His transfer to a remote prison, Ponomarev told RFE/RL, is the latest move in the Kremlin's bid to punish him for his political ambitions.

"It's revenge on the part of the authorities, of the Kremlin, and of [Russian President Vladimir] Putin personally," Ponomarev said. "It violates Russian law because relatives cannot visit them [Khodorkovskii and fellow defendant Platon Lebedev]. Our country is headed by small-minded, vindictive people.
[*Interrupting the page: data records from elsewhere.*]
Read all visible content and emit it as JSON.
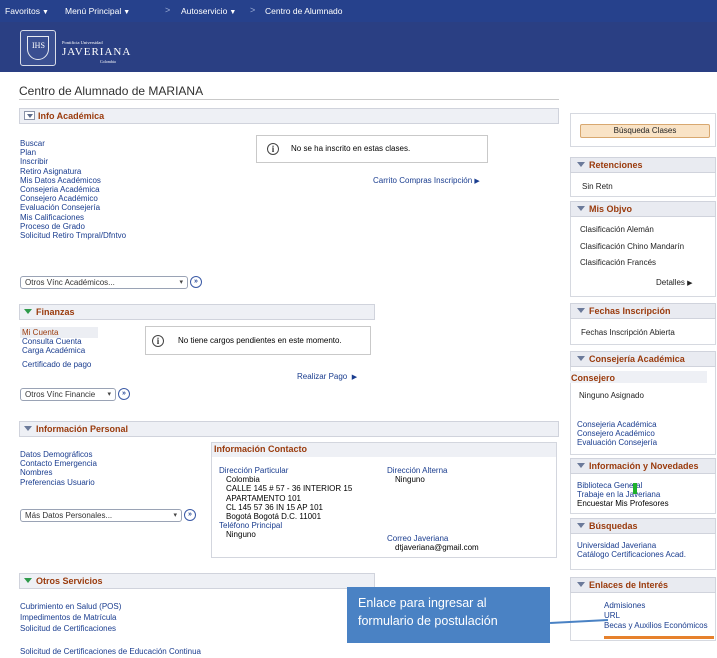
{
  "topnav": {
    "favoritos": "Favoritos",
    "menu_principal": "Menú Principal",
    "autoservicio": "Autoservicio",
    "centro": "Centro de Alumnado"
  },
  "logo": {
    "small": "Pontificia Universidad",
    "main": "JAVERIANA",
    "sub": "Colombia"
  },
  "page_title": "Centro de Alumnado de MARIANA",
  "info_academica": {
    "header": "Info Académica",
    "links": [
      "Buscar",
      "Plan",
      "Inscribir",
      "Retiro Asignatura",
      "Mis Datos Académicos",
      "Consejeria Académica",
      "Consejero Académico",
      "Evaluación Consejería",
      "Mis Calificaciones",
      "Proceso de Grado",
      "Solicitud Retiro Tmpral/Dfntvo"
    ],
    "message": "No se ha inscrito en estas clases.",
    "cart_link": "Carrito Compras Inscripción",
    "select_value": "Otros Vínc Académicos..."
  },
  "finanzas": {
    "header": "Finanzas",
    "links": [
      "Mi Cuenta",
      "Consulta Cuenta",
      "Carga Académica",
      "Certificado de pago"
    ],
    "message": "No tiene cargos pendientes en este momento.",
    "pay_link": "Realizar Pago",
    "select_value": "Otros Vínc Financie"
  },
  "info_personal": {
    "header": "Información Personal",
    "links": [
      "Datos Demográficos",
      "Contacto Emergencia",
      "Nombres",
      "Preferencias Usuario"
    ],
    "select_value": "Más Datos Personales...",
    "contacto": {
      "title": "Información Contacto",
      "dir_particular_label": "Dirección Particular",
      "dir_particular_lines": [
        "Colombia",
        "CALLE 145 # 57 - 36 INTERIOR 15",
        "APARTAMENTO 101",
        "CL 145    57  36 IN 15 AP 101",
        "Bogotá Bogotá D.C. 11001"
      ],
      "dir_alterna_label": "Dirección Alterna",
      "dir_alterna_value": "Ninguno",
      "telefono_label": "Teléfono Principal",
      "telefono_value": "Ninguno",
      "correo_label": "Correo Javeriana",
      "correo_value": "dtjaveriana@gmail.com"
    }
  },
  "otros_servicios": {
    "header": "Otros Servicios",
    "links": [
      "Cubrimiento en Salud (POS)",
      "Impedimentos de Matrícula",
      "Solicitud de Certificaciones"
    ],
    "link_bottom": "Solicitud de Certificaciones de Educación Continua"
  },
  "right": {
    "busqueda_clases": "Búsqueda Clases",
    "retenciones": {
      "header": "Retenciones",
      "value": "Sin Retn"
    },
    "mis_objvo": {
      "header": "Mis Objvo",
      "items": [
        "Clasificación Alemán",
        "Clasificación Chino Mandarín",
        "Clasificación Francés"
      ],
      "detalles": "Detalles"
    },
    "fechas": {
      "header": "Fechas Inscripción",
      "link": "Fechas Inscripción Abierta"
    },
    "consejeria": {
      "header": "Consejería Académica",
      "sub": "Consejero",
      "value": "Ninguno Asignado",
      "links": [
        "Consejeria Académica",
        "Consejero Académico",
        "Evaluación Consejería"
      ]
    },
    "novedades": {
      "header": "Información y Novedades",
      "links": [
        "Biblioteca General",
        "Trabaje en la Javeriana"
      ],
      "text": "Encuestar Mis Profesores"
    },
    "busquedas": {
      "header": "Búsquedas",
      "links": [
        "Universidad Javeriana",
        "Catálogo Certificaciones Acad."
      ]
    },
    "enlaces": {
      "header": "Enlaces de Interés",
      "links": [
        "Admisiones",
        "URL",
        "Becas y Auxilios Económicos"
      ]
    }
  },
  "callout": {
    "line1": "Enlace para ingresar al",
    "line2": "formulario de postulación"
  },
  "colors": {
    "nav": "#26418c",
    "header_text": "#9a3b0d",
    "link": "#1a3d8f",
    "callout": "#4a82c4",
    "highlight": "#e6812c"
  }
}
Mere revenge -- that's the only motive."

The Khodorkovskii case has raised serious concern in the West about Putin's commitment to democratic values.

Ponomarev says he hopes Western countries will not balk at denouncing Khodorkovskii's transfer to a Siberian prison.

"It's revenge on the part of the authorities, of the Kremlin, and of [Russian President Vladimir] Putin personally," activist Lev Ponomarev said. "It violates Russian law because relatives cannot visit them [Khodorkovskii and fellow defendant Platon Lebedev]. Our country is headed by small-minded, vindictive people. Mere revenge -- that's the only motive."

"I think leaders of Western countries have a duty to react to this," he said. "I am very much hoping that the Western world will react to this, will force our leaders to adhere to their own laws in this particular case."

Anton Drel, one of Khodorkovskii's defense team, said his client has already consulted a local attorney.

"A lawyer called from the city of Krasnokamesnk in the Chita region and informed us that he had met with Mikhail Khodorkovskii, that the quarantine was over," Drel said. "I think his Moscow lawyers will be able to visit him in the course of next week."

Khodorkovskii has another six years to serve, having already spent two years in a Moscow pretrial detention center.

The camp where he is due to serve his term is reported to have a population of about 1,000 inmates, most of them convicted of fraud or theft.

When the prison opened in the 1960s, inmates initially helped build a large uranium-processing plant. Today, the camp manufactures only textiles, but the region remains heavily contaminated with radioactive waste.

Lebedev, Khodorkovskii's associate who has been handed an identical sentence, has ended up in a prison in the Yamalo-Nenets Autonomous Okrug, beyond the Arctic circle.